Alors que les forces armées africaines explorent de plus en plus l’IA pour renforcer leurs capacités, les experts déclarent qu’il est crucial de se souvenir que l’élément le plus important de tout système IA est le facteur humain.
« L’être humain doit toujours être au centre de l’action, il doit rester au courant », a déclaré le colonel Abdel-Aziz Fall, commandant de l’école de formation du Corps des transmissions pour les Forces armées du Sénégal lors d’un webinaire récent accueilli par le Centre d’études stratégiques de l’Afrique.
Le colonel Fall et l’experte en contre-terrorisme Niccola Milnes de NVM Consulting ont partagé leur expertise pendant le webinaire, intitulé « L’intelligence artificielle et le contre-terrorisme ».
« Nous devons bien comprendre que l’IA est un outil, déclare le colonel. Il nous aide dans la prise de décision mais il ne fournit pas la dernière décision à prendre. »
Au cœur de la discussion sur l’IA et le contre-terrorisme se trouve l’idée que l’IA est un outil performant pour analyser rapidement des quantités massives de données, mais qu’il nécessite des êtres humains qui aient les aptitudes et les connaissances requises pour écrire les algorithmes et agir en fonction des résultats de l’analyse IA.
« L’IA ne remplacera jamais les personnes, déclare le colonel Fall. Les gens qui savent comment exercer ces aptitudes auront un avantage sur leurs adversaires. »
Le pouvoir actuel de l’IA provient de son analyse de l’imagerie et la reconnaissance des motifs, déclare Mme Milnes. Ces capacités peuvent aussi aider les utilisateurs humains à prédire les actions que les groupes terroristes pourraient suivre à l’avenir. Une grande partie de ces données de surveillance provient des drones lancés pour détecter les groupes terroristes en déplacement.
« Nous pouvons trouver des activités que nous n’aurions jamais pu identifier sans ces drones.

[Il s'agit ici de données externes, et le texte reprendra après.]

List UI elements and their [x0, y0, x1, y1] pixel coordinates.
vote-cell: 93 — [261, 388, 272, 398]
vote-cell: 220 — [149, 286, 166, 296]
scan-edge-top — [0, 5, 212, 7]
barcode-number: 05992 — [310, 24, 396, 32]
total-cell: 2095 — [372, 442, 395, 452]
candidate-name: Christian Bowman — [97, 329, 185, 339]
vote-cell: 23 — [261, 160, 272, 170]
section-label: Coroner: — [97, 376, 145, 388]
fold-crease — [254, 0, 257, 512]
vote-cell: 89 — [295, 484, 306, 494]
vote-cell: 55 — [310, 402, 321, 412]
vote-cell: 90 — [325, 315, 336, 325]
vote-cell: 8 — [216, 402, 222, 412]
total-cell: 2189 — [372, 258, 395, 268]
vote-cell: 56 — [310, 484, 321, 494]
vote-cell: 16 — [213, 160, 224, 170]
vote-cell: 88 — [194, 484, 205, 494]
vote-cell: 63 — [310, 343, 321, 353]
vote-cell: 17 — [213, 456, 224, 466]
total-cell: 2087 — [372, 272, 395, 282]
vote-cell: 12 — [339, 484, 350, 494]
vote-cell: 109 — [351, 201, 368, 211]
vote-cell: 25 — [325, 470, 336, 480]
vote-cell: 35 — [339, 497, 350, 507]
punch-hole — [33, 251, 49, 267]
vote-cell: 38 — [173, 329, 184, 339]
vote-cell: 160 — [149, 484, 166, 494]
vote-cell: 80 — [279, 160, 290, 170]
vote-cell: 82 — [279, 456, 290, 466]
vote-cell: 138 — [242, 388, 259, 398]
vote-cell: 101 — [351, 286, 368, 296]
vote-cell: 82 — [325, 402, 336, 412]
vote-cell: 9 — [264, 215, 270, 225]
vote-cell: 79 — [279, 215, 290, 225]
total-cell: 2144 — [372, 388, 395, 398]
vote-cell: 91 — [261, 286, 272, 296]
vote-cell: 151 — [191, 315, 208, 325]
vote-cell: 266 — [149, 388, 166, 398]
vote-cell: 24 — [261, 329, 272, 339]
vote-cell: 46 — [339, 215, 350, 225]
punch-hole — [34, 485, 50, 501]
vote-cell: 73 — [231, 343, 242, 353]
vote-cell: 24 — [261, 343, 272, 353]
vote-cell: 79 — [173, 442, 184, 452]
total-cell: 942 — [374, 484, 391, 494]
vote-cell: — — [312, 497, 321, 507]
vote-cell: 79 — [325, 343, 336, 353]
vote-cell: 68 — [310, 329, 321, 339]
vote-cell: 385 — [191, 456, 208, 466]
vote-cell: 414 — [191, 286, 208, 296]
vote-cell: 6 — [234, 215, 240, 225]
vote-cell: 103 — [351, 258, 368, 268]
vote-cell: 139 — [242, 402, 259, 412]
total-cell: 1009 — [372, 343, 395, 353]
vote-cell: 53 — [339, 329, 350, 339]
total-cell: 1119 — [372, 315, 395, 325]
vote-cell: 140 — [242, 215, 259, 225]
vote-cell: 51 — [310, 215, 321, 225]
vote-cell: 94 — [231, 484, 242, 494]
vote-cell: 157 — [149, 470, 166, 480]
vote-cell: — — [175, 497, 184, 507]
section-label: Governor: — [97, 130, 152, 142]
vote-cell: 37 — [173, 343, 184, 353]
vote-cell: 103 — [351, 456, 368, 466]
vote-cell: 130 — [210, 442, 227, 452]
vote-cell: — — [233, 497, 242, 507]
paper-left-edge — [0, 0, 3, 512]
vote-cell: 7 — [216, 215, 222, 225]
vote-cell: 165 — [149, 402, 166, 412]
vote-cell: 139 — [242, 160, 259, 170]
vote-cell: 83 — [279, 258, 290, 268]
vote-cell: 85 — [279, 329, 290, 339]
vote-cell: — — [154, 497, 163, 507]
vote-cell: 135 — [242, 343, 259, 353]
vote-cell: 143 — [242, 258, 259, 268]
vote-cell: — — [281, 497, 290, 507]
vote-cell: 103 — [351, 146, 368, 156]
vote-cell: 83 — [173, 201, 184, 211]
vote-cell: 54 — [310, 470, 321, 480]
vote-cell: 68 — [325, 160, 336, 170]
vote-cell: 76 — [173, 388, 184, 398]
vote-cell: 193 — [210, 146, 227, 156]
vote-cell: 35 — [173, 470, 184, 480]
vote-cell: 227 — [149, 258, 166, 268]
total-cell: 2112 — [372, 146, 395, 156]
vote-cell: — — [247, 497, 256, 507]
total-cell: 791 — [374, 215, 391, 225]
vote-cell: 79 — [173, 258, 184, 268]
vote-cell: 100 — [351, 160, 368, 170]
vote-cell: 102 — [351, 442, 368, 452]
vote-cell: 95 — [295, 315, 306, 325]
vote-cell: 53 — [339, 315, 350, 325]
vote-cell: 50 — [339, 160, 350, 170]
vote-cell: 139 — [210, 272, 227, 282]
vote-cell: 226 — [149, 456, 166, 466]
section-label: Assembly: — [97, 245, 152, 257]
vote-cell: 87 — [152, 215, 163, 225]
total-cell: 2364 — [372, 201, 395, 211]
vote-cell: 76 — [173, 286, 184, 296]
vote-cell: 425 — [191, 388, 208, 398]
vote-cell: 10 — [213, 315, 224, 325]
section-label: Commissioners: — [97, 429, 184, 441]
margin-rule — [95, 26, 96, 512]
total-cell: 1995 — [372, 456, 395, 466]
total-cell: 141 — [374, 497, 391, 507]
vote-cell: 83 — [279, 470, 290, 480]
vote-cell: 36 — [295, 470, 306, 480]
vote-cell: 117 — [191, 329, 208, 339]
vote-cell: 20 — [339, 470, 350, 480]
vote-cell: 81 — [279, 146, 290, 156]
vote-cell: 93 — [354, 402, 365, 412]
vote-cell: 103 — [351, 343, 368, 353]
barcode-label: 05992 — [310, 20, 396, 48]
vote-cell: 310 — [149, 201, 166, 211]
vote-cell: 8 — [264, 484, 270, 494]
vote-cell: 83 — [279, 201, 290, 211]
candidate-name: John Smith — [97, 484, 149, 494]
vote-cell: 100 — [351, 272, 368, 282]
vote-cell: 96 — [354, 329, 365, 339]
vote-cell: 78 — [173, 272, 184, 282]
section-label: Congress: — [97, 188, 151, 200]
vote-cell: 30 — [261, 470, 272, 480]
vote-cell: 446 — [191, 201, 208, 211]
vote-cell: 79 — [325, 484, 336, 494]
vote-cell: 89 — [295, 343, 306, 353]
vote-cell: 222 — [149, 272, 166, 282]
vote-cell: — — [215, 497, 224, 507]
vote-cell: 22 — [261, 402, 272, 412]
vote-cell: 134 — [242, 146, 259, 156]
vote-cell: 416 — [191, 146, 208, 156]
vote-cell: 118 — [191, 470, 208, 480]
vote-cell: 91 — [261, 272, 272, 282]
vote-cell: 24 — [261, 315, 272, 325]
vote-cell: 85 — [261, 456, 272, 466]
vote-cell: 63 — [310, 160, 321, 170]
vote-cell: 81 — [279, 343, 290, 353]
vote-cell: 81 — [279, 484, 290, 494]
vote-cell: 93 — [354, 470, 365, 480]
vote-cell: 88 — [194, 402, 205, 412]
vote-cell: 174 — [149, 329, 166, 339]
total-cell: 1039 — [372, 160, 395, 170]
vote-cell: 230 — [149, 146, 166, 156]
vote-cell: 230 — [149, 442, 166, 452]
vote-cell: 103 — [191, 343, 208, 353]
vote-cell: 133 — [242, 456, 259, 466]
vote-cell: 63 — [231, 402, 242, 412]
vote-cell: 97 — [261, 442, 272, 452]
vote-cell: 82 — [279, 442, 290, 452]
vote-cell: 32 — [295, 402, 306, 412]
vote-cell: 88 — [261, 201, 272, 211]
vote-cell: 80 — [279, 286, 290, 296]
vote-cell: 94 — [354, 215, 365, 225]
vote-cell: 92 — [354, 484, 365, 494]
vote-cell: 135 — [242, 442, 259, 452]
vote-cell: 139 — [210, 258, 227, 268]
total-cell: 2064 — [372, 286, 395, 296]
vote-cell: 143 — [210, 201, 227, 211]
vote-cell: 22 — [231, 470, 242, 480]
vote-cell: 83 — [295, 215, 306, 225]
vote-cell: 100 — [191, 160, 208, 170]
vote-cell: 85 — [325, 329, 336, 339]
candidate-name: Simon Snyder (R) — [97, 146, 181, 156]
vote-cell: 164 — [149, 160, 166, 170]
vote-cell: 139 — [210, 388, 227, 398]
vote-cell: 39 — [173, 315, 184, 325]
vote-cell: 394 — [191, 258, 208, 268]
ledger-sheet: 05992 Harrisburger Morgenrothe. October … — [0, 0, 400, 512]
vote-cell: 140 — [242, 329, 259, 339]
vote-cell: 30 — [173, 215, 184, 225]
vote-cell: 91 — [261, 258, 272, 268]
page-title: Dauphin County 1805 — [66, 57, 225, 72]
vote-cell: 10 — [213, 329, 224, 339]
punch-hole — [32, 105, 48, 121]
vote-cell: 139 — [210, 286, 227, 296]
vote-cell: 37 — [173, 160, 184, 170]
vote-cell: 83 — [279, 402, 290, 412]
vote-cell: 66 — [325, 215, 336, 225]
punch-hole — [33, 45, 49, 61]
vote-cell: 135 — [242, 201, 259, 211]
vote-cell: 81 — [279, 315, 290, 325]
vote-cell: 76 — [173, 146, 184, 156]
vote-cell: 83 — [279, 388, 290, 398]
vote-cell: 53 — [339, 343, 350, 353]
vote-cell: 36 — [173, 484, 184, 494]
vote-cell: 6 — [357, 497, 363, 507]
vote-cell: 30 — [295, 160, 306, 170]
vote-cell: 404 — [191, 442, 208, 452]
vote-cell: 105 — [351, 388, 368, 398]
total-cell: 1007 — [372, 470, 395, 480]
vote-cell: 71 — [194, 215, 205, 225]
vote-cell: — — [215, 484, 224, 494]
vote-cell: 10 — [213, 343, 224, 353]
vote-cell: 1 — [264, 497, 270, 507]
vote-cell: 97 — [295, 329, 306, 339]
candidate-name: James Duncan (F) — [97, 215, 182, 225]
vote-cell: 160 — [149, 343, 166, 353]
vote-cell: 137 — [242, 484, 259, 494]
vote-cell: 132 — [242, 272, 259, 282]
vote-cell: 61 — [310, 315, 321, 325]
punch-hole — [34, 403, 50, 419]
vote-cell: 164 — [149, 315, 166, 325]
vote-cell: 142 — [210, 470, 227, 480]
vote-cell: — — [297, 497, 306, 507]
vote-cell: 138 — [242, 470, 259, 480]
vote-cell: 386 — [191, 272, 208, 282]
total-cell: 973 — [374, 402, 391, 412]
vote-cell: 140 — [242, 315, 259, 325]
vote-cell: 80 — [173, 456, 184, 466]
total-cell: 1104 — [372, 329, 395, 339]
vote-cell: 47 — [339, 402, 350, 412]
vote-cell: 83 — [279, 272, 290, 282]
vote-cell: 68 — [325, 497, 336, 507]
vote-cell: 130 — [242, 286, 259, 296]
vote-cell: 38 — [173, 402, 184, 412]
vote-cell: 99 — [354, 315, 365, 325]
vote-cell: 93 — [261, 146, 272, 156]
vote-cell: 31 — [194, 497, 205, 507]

La transformation rapide des données en renseignements utiles a une grande valeur », dit le colonel.
Alors même que les gouvernements déploient l’IA contre les groupes terroristes, lesdits groupes terroristes utilisent aussi l’IA pour leurs propres fins. Par exemple, dans une attaque récente contre un avant-poste militaire malien à Sévaré, il semble que le GSIM ait utilisé des drones stationnaires et l’IA pour recalibrer rapidement son ciblage, selon les analystes. L’attaque a tué des soldats maliens et des mercenaires de l’Africa Corps russe.
Le GSIM semble aussi utiliser l’IA pour produire la propagande qu’il affiche sur les réseaux sociaux.
Les drones, les satellites et d’autres technologies permettent aux gouvernements de recueillir de vastes quantités de données de toute sorte. La première étape pour déployer l’IA afin d’effectuer une analyse des données consiste à bien comprendre les données que le gouvernement possède et la capacité qui existe actuellement pour les étudier, déclare Mme Milnes.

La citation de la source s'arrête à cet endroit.